Convolutional Neural Network¶
Download codebase from GitHub: https://github.com/PharrellWANG/fdc_resnet_v3
ConvNet architectures make the explicit assumption that the inputs are images/blocks.
why resnet? 1. easier to train 2. faster to converge
Settings¶
- All the models are trained from scratch.
- Since the datasets for block size 32x32 and size 64x64 are too small, models are not trained for them. Instead, we use Bilinear Interpolation to resize the block to do the prediction for them using learned model for block size 16x16.
- No padding/cropping/flipping applied. No data augmentation applied. The orignal data is distorted enough by nature. See Data Visualization section to get a taste.
- Momentum optimizer 0.9.
- Learning rate schedule: 0.01 (<20k), 0.001 (<40k), 0.0001 (<60k), 0.00001 (else).
- Weight decay rate: 0.0002.
- Batch size 128.
- Filters [16, 16, 32, 64], residual units for last three layers: 5
Note
- Block size 4x4 is for PU, while the smallest size of CU is 8x8.
- From below training results, our model is not so applicable to blocks of size 4x4.
- DMM is not applied for size 64x64.
Our deep learning strategy is targeted to CU from size 8x8 to size 64x64, both texture and depth.
Training for blocks of size 4x4¶
Training for blocks of size 8x8¶
Results¶
The model indeed can learn something for size 8x8. Top 16 is fine, which can reduce the angular modes by half.

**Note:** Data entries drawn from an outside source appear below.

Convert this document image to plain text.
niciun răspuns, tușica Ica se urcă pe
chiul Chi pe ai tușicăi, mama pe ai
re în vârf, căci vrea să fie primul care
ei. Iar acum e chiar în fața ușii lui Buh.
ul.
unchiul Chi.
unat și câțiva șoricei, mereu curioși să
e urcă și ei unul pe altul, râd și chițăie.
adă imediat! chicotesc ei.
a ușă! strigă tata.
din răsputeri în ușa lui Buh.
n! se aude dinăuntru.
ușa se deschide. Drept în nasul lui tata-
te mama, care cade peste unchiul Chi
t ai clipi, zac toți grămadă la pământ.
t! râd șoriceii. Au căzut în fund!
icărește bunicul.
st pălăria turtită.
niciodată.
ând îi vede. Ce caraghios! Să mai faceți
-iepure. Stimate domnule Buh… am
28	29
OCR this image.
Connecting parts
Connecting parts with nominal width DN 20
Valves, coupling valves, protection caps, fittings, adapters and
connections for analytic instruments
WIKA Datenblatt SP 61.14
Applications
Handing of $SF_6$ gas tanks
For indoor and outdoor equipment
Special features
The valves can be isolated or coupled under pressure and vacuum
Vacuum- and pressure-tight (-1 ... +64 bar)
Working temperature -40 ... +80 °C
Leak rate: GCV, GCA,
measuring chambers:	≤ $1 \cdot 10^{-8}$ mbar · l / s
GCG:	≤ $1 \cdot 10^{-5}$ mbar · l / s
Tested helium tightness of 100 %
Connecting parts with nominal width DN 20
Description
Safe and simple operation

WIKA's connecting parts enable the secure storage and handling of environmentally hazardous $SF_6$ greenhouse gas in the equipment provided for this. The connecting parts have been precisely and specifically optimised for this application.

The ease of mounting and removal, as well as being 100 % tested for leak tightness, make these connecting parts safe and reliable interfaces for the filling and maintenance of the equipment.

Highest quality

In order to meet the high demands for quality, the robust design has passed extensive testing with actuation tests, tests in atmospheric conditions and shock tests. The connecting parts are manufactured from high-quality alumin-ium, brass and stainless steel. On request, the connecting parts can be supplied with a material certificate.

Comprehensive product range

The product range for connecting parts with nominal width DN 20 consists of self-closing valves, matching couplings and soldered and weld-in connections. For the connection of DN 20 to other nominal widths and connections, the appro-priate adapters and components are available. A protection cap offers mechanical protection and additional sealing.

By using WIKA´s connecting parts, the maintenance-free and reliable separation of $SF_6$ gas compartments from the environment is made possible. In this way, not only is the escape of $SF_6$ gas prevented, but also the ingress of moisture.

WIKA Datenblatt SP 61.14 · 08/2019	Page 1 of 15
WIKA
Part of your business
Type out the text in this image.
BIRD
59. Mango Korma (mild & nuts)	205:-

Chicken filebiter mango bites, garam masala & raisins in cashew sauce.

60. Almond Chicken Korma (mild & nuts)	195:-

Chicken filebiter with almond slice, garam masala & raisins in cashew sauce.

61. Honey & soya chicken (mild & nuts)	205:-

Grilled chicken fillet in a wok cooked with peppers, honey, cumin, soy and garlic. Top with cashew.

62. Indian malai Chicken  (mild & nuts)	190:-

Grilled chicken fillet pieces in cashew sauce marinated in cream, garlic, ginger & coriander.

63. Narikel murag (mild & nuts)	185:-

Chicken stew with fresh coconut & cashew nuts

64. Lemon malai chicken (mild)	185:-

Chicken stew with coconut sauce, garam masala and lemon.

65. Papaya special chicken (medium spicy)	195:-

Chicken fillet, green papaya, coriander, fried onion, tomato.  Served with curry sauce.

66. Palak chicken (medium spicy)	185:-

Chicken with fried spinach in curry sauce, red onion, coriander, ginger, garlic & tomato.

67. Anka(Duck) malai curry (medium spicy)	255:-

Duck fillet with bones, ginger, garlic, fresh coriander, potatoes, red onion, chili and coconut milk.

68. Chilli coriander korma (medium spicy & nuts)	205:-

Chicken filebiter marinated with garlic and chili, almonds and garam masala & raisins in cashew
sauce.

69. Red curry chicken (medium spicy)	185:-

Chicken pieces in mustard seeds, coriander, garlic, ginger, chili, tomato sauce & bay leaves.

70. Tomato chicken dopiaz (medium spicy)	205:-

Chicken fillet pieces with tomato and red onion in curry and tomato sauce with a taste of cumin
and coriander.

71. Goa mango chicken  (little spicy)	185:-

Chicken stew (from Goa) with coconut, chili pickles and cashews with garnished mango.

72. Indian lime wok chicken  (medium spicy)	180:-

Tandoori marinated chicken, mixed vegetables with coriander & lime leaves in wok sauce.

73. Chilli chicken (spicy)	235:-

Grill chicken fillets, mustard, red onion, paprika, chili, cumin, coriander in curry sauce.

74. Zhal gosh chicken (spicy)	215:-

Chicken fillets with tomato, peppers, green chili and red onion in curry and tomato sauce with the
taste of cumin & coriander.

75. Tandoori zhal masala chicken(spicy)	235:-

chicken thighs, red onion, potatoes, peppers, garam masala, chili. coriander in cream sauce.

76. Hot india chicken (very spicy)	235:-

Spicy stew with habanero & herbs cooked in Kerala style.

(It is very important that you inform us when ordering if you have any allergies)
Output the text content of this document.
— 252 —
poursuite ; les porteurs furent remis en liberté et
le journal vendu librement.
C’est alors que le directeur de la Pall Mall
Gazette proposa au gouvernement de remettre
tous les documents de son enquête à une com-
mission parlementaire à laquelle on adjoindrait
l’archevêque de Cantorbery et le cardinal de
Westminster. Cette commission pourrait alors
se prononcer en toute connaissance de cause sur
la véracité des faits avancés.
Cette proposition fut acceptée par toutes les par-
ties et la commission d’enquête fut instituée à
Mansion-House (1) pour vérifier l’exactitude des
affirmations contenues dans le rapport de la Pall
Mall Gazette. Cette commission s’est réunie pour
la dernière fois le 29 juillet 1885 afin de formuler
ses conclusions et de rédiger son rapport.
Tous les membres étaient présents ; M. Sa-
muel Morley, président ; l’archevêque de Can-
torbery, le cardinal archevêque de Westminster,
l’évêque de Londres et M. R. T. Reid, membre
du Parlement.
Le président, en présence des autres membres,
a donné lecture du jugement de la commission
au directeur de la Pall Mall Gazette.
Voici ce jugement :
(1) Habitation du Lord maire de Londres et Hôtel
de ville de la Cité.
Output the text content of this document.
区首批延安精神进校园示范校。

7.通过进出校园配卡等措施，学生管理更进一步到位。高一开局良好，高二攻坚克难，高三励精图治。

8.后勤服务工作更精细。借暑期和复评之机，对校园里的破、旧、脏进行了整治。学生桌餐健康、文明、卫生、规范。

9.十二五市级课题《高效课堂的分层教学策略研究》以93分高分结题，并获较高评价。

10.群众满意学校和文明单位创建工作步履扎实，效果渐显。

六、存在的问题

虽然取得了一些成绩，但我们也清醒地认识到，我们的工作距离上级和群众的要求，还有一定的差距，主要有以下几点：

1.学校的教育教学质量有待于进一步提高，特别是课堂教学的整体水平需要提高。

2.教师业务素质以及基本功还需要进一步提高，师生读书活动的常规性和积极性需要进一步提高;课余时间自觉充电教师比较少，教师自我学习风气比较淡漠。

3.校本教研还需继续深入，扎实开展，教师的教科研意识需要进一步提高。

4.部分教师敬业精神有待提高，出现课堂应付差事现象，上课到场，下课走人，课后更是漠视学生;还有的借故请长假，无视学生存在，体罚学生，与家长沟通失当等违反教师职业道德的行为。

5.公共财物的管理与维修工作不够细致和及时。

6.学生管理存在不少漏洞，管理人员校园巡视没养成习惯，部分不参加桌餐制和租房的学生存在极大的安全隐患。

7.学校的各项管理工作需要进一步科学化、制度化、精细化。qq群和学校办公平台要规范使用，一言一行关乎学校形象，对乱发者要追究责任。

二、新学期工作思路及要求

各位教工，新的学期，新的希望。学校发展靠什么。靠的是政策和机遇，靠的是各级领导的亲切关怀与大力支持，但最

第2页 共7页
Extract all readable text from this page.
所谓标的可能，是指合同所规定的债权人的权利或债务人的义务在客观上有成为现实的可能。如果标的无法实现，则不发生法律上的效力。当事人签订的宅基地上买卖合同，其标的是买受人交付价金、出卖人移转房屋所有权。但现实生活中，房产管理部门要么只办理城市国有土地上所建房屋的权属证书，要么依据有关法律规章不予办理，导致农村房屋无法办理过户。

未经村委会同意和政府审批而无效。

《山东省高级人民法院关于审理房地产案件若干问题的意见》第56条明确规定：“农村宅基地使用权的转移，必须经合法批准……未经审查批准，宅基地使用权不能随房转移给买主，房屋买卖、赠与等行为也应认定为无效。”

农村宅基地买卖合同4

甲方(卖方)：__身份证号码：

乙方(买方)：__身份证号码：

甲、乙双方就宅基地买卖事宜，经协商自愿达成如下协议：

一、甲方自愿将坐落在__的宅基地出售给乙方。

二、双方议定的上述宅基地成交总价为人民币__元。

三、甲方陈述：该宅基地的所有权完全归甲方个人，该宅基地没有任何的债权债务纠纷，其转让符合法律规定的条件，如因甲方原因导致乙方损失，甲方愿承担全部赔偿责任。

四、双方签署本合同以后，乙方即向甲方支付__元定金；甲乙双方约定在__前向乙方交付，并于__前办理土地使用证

Training for blocks of size 16x16¶
Results¶
The model indeed can learn something for size 16x16. Top 16 is fine, which can reduce the angular modes by half.
Training for blocks of size 32x32¶
Dataset obtained after pre-processing is too small for using deep learning to train a model. We use Bilinear Interpolation to resize the block to employ model trained for size 16x16.
Training for blocks of size 64x64¶
Dataset obtained after pre-processing is too small for using deep learning to train a model. We use Bilinear Interpolation to resize the block to employ model trained for size 16x16.